Public Project
Chávez's death
On March 5, 2013 at 4:15 p.m., the Venezuelan television announced the death of Hugo Chávez. After several months battling cancer in a hospital in La Habana, Cuba, the one who had been president of Venezuela since 1999, died suddenly to the surprise of many Venezuelans.
His humble origin allowed him to excite and mobilize the popular classes of the neighborhoods of Caracas: forgotten people from the interior of the country, indigenous and military people, quickly related to him.
When Chávez died, it had been 5 months since I was living in Caracas, and the news of his death surprised me in the middle of an interview in Plaza Bolívar, the symbolic center of Chavismo.

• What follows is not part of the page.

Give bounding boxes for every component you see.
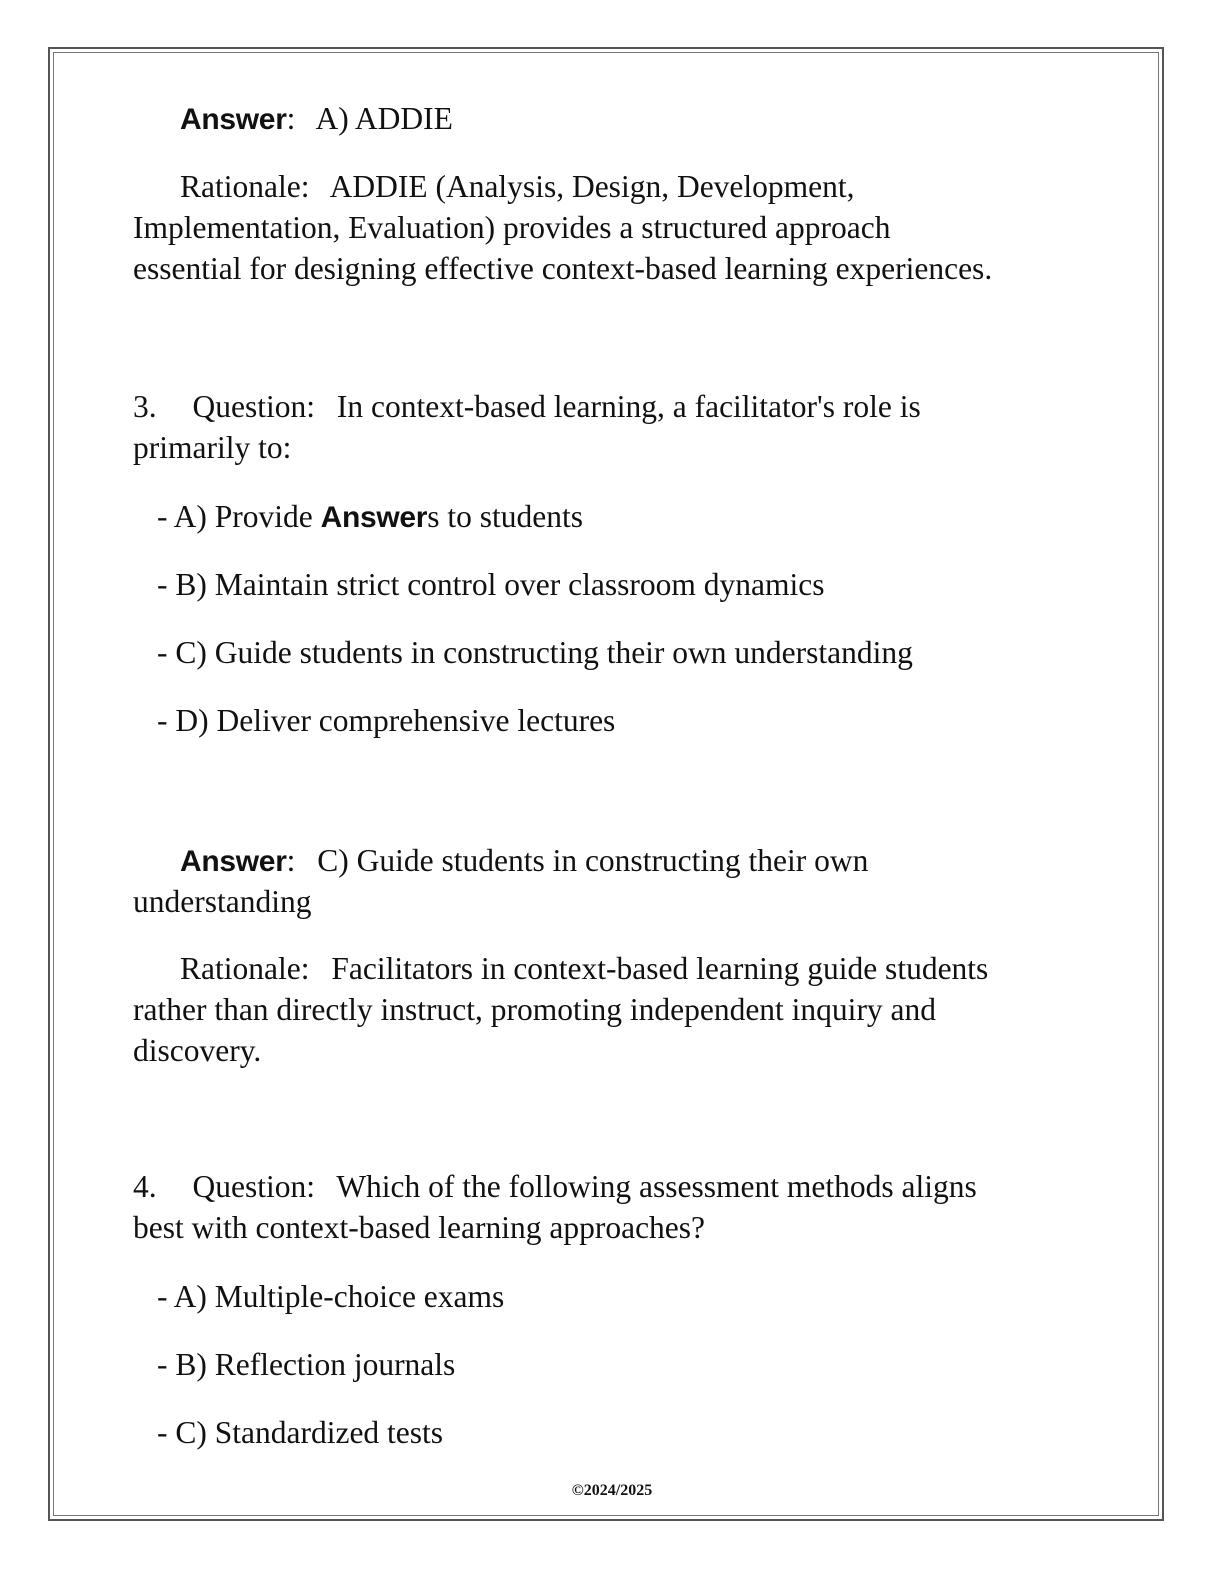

People started screaming and running to a television that was always set up in a tent in the square so they could hear the news. The next day, a demonstration of two million people took his body in procession throughout Caracas, and 10 days of wake were decreed. People from all over Venezuela and other American and African countries came to say goodbye.
Chavism tried to reunify with Maduro, hand-picked by Chavez himself, although he never convinced, and the people were demoralized. The opposition took advantage of the loss of power, and in 2014 the streets burned in riots (guarimbas). His death meant a turning point, not only for Venezuelan politics, but also for Latin American politics.